La lutte pour l’égalité des droits des homosexuels toujours d’actualité
Considérons l’homosexualité un instant : au milieu du XVIIIe siècle, en France, si la loi est claire et d’inspiration biblique (le condamné est promis au bûcher), on constate, dans les faits, un très fort déterminisme social. Aux nobles et aux fils de bonne famille, la tolérance, parfois la remontrance. Au peuple, l’arbitraire d’un exemple fatal de temps en temps (comme dans le cas, en 1750, des deux derniers condamnés à mort à Paris pour homosexualité : Bruno Lenoir et Jean Diot). Le geste précoce (en 1791) des révolutionnaires français, qui nettoient le code pénal de tout crime ou délit lié à l’homosexualité, est un bouleversement des valeurs : il correspond à un idéal d’égalité et de droits de l’homme. Ce premier pas n’est pas suffisant, cependant. On ne libère pas toujours ce qu’on ne punit plus. 223 ans après la dépénalisation, la lutte pour l’égalité des droits des homosexuels est aujourd’hui loin d’être achevée. L’explosion des violences et des dérapages homophobes en 2012-2013 rappelle à quel point il est important que les politiques n’abandonnent pas la sexualité à la jungle des préjugés, des lanceurs d’anathèmes et des faiseurs de rumeurs.

Liberté sexuelle, égalité des sexes, conditions essentielles de la démocratie
La liberté sexuelle est une condition essentielle de la démocratie, au même titre que l’égalité des sexes. Les deux questions sont d’ailleurs souvent intimement mêlées : ceux qui refusent l’un reportent souvent l’autre aux calendes grecques, voire pire. Les conservateurs et les amateurs de caricatures s’emparent volontiers des questions de sexe ou de sexualité : elles se prêtent bien à leur essentialisme militant. L’identité sexuelle renvoie à la pratique sexuelle, qui renvoie à l’égalité sexuelle – et inversement. La confusion volontaire entre théorie du genre et ABCD de l’égalité, dans la continuité des manifestations contre le mariage pour tous, l’illustrait à merveille.
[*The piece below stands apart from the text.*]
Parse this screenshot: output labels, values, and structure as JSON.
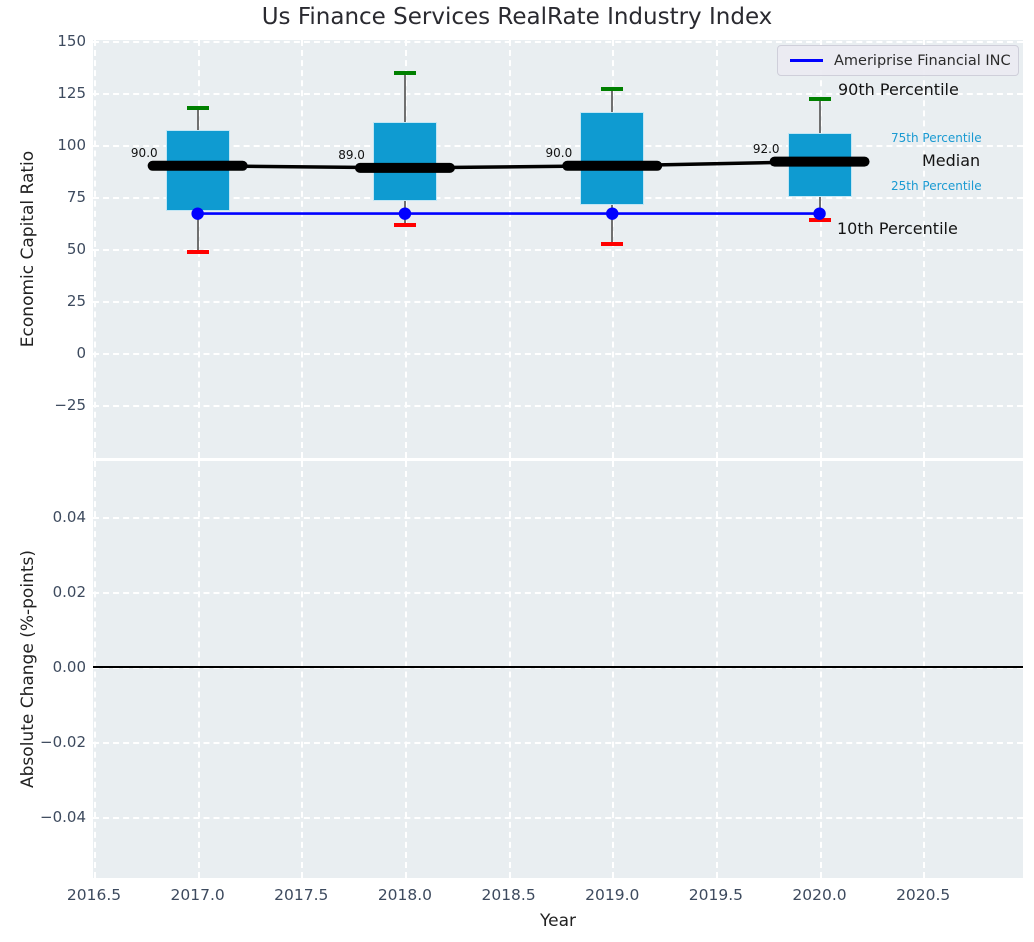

Elle associait homophobie ordinaire et misogynie. Et elle renvoyait, de fait, à l’odieux amalgame entre homosexualité et pédophilie, un classique de la haine. C’est pour cette raison que pour les combattants de l’égalité, l’émancipation est une et indivisible. On ne hiérarchise pas la discrimination.
Demandez donc à la haine si elle est regardante…
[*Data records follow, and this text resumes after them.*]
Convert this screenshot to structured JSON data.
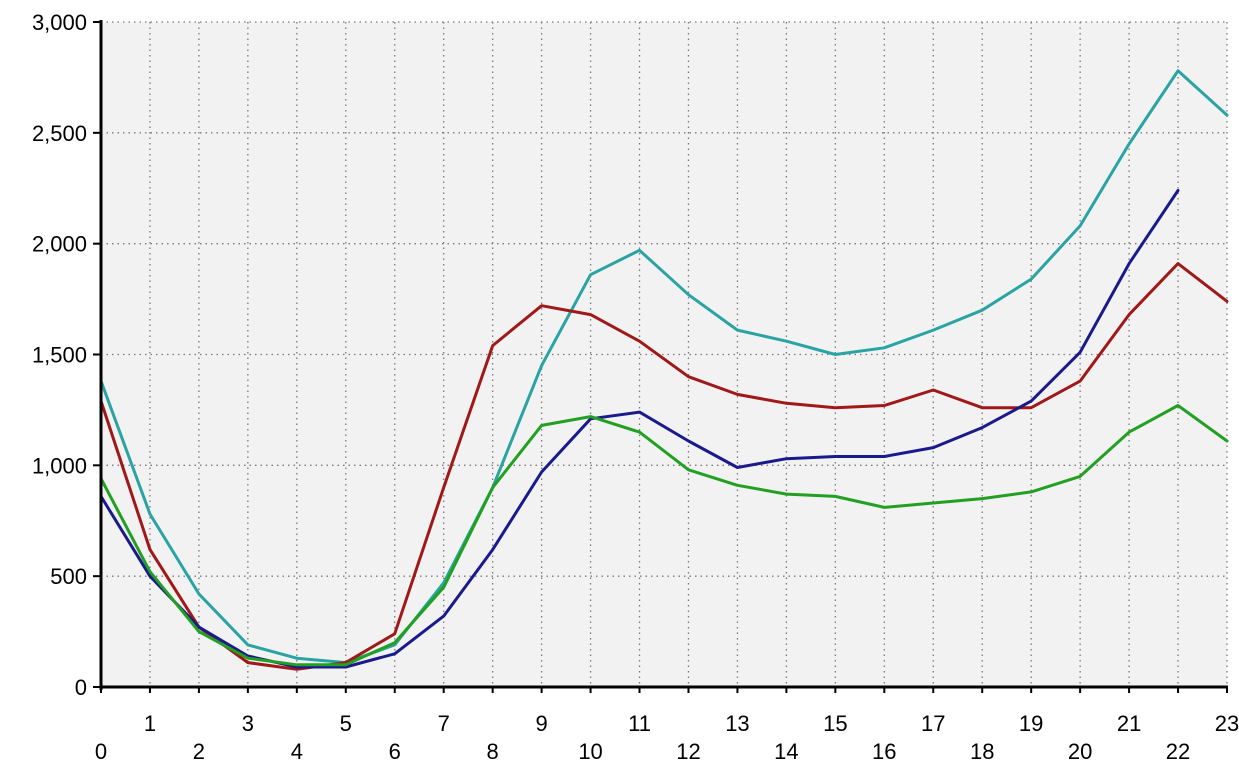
{
  "chart_data": {
    "type": "line",
    "title": "",
    "xlabel": "",
    "ylabel": "",
    "x": [
      0,
      1,
      2,
      3,
      4,
      5,
      6,
      7,
      8,
      9,
      10,
      11,
      12,
      13,
      14,
      15,
      16,
      17,
      18,
      19,
      20,
      21,
      22,
      23
    ],
    "xticks_row1": [
      "1",
      "3",
      "5",
      "7",
      "9",
      "11",
      "13",
      "15",
      "17",
      "19",
      "21",
      "23"
    ],
    "xticks_row2": [
      "0",
      "2",
      "4",
      "6",
      "8",
      "10",
      "12",
      "14",
      "16",
      "18",
      "20",
      "22"
    ],
    "yticks": [
      "0",
      "500",
      "1,000",
      "1,500",
      "2,000",
      "2,500",
      "3,000"
    ],
    "ylim": [
      0,
      3000
    ],
    "xlim": [
      0,
      23
    ],
    "grid": true,
    "legend": "none",
    "background_color": "#f2f2f2",
    "series": [
      {
        "color": "#2aa3a3",
        "values": [
          1380,
          780,
          420,
          190,
          130,
          110,
          190,
          470,
          900,
          1450,
          1860,
          1970,
          1770,
          1610,
          1560,
          1500,
          1530,
          1610,
          1700,
          1840,
          2080,
          2450,
          2780,
          2580
        ]
      },
      {
        "color": "#a01818",
        "values": [
          1290,
          620,
          270,
          110,
          80,
          110,
          240,
          900,
          1540,
          1720,
          1680,
          1560,
          1400,
          1320,
          1280,
          1260,
          1270,
          1340,
          1260,
          1260,
          1380,
          1680,
          1910,
          1740
        ]
      },
      {
        "color": "#1a1a8c",
        "values": [
          860,
          500,
          270,
          140,
          90,
          90,
          150,
          320,
          620,
          970,
          1210,
          1240,
          1110,
          990,
          1030,
          1040,
          1040,
          1080,
          1170,
          1290,
          1510,
          1910,
          2240,
          null
        ]
      },
      {
        "color": "#22a022",
        "values": [
          940,
          520,
          250,
          130,
          100,
          100,
          200,
          450,
          900,
          1180,
          1220,
          1150,
          980,
          910,
          870,
          860,
          810,
          830,
          850,
          880,
          950,
          1150,
          1270,
          1110
        ]
      }
    ]
  }
}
La première condition de la liberté et de l’émancipation sexuelle repose sur l’égalité des sexes et de la sexualité. Ici et ailleurs, des affaires politico-sexuelles rappellent fréquemment la réalité à peine écornée d’une représentation du pouvoir masculin et hétérosexuel. De la même manière, la sexualité s’invite souvent dans le discours politique quand il s’agit de vanter un modèle contre un autre, de pointer un choc de culture ou de civilisation. Car le plus dangereux est souvent de limiter la question de la sexualité à une affaire de pratiques – autorisées ou non. La sexualité dit profondément quelque chose de nous-mêmes et de l’autre. Dans le discours politique, elle est un moyen de hiérarchiser et d’opposer des groupes les uns aux autres, de distinguer des espaces, des régions ou des valeurs – de lancer une guerre entre anciens et modernes à tout prétexte. Notre seul moyen d’en sortir et de garantir liberté et égalité doit être de faire tomber ces murs et d’ouvrir ces espaces. Et pour ce faire, le combat est quotidien.

*Ian Brossat, est responsable du
secteur LGBT du Conseil national du PCF.